Drugs and Associated Pharmacological Class Used for α-Gal Syndrome Medical Treatment
| Pharmacological Classification | Medicine Examples | Symptoms/Drug Function | References |
|---|---|---|---|
| Antihistamine | Hydroxyzine, cetirizine, desloratadine, bilastine and diphenhydramine | Used via oral for urticaria (recall, diffuse, etc), angioedema and relieving itching.

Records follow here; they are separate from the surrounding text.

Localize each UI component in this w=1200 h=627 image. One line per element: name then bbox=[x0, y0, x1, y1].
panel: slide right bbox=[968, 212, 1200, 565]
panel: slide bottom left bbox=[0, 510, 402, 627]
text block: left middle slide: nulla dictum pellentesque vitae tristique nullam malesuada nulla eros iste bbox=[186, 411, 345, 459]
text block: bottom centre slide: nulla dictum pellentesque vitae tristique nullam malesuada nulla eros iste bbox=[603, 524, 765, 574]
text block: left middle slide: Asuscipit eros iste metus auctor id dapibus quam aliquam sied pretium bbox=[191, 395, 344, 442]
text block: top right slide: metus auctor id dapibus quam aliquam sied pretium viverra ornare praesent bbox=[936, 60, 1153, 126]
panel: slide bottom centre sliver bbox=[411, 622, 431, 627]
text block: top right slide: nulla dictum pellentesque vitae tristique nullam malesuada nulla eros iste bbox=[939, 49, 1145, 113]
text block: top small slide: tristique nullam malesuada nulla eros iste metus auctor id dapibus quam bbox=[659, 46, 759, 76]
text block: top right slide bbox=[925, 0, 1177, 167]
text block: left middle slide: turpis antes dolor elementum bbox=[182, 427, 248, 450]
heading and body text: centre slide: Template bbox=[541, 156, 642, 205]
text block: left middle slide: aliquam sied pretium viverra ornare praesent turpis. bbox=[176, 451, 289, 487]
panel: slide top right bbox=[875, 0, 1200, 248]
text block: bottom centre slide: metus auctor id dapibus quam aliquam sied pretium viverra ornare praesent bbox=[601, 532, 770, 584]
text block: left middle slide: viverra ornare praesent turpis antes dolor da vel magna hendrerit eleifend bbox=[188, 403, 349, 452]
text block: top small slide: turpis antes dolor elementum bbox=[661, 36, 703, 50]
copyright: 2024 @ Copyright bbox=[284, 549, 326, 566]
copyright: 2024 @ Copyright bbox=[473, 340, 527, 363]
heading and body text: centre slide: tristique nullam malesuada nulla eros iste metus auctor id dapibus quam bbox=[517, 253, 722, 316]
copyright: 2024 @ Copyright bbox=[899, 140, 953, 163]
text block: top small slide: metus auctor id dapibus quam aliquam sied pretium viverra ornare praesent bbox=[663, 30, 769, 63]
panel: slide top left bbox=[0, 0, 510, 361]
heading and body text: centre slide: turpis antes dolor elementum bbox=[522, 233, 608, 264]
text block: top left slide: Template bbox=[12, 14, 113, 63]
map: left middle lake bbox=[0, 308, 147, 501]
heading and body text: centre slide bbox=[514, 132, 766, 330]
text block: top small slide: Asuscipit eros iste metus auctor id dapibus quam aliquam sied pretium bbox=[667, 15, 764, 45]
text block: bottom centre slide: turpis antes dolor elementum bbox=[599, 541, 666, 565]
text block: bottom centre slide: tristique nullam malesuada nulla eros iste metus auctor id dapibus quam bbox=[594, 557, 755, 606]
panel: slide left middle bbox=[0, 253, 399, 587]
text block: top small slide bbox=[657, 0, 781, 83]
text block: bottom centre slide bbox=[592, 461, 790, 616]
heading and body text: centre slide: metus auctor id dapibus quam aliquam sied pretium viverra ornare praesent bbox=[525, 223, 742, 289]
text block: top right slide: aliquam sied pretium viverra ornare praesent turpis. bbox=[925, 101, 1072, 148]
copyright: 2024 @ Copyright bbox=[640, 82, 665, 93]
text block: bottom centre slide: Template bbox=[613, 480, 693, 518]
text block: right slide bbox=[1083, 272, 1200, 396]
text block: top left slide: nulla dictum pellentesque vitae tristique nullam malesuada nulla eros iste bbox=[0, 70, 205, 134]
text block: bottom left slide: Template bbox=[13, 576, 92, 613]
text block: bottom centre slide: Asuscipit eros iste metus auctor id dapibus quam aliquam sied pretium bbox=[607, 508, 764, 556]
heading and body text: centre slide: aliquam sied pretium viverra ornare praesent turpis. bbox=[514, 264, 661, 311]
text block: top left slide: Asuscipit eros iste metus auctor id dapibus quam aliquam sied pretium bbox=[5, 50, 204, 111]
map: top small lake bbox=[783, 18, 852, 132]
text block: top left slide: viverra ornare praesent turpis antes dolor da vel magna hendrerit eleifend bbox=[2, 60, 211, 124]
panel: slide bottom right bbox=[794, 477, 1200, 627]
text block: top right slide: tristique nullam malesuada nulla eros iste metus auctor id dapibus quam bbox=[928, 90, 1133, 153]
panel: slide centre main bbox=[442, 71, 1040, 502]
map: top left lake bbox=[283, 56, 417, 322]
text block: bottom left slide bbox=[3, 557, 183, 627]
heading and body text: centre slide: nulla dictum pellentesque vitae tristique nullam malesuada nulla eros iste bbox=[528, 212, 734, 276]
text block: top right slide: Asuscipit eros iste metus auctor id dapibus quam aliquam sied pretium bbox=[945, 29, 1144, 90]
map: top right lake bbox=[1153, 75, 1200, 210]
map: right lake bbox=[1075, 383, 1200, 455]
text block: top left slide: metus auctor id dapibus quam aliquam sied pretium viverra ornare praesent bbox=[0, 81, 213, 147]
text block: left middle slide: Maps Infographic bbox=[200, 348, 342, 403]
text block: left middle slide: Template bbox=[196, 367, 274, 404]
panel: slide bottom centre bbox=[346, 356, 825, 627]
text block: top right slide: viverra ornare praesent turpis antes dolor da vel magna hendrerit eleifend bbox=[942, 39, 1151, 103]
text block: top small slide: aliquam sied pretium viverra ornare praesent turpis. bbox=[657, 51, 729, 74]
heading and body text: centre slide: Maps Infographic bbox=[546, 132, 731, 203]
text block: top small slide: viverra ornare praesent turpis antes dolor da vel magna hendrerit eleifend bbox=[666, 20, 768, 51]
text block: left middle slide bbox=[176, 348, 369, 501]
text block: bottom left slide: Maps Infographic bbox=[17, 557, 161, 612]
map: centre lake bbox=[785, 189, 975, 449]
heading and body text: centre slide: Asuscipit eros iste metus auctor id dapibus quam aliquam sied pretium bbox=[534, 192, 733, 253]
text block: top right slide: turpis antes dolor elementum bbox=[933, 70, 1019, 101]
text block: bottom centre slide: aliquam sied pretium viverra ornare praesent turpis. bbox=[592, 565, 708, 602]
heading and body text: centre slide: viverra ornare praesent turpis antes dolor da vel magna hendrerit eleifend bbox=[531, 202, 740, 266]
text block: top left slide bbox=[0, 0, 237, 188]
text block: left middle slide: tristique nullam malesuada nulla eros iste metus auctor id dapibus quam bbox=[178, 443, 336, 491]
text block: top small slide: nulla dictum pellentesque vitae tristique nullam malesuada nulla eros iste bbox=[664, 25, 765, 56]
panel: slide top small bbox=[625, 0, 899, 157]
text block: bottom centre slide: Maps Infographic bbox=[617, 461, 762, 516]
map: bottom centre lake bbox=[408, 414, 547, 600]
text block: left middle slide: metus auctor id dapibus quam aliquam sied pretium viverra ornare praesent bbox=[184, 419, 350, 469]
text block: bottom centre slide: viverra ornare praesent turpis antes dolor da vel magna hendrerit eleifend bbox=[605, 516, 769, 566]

Some may also help with vomiting and nausea. | Jackson et al |
| Corticosteroid | Prednisone and methylprednisolone | Used via oral or intravenous for more severe cases of allergic reaction (controls urticaria, angioedema and pruritis) | Ghahramani and Temprano |
| Mast cell stabilizer | Oral cromolyn solution | Reduces persistent gastrointestinal symptoms when avoidance diet is insufficient | Commins |
| Antiemetic | Domperidone and metoclopramide | Reduces vomiting and nausea | Zhang et al |
| Antispasmodic | Dicycloverine and hyoscine | Helps controlling abdominal pain | Guillier et al |
| Antidiarrheal | Loperamide | Used to stop or slow diarrhea (anti-motility drug) | Kaplan and Carson |
| Laxative | Sennosides and bisacodyl | Treat constipation by stimulating bowel movement | Emmanuel et al |
Figure 3Anti-IgE therapy. IgE-mediated reaction with release of histamine and other co-factors occurs due to interaction of allergen-specific IgE available with IgE receptor in mediator cells (basophils, eosinophils or mast cells), which are degranulated and increase the risk of life-threatening anaphylactic adverse reactions. The pharmacological and clinical aims of the use of anti-IgEs monoclonal antibodies (mAbs) as drugs is to downregulate and/or decrease IgE production by B cells. Anti-IgE antibodies bind to both IgE-expressing B cells and free serum IgE, markedly decreasing IgE levels available for binding to IgE receptor in allergic reaction-mediator cells and, consequently, gradually compromising mast cells and basophils sensitivity to allergens.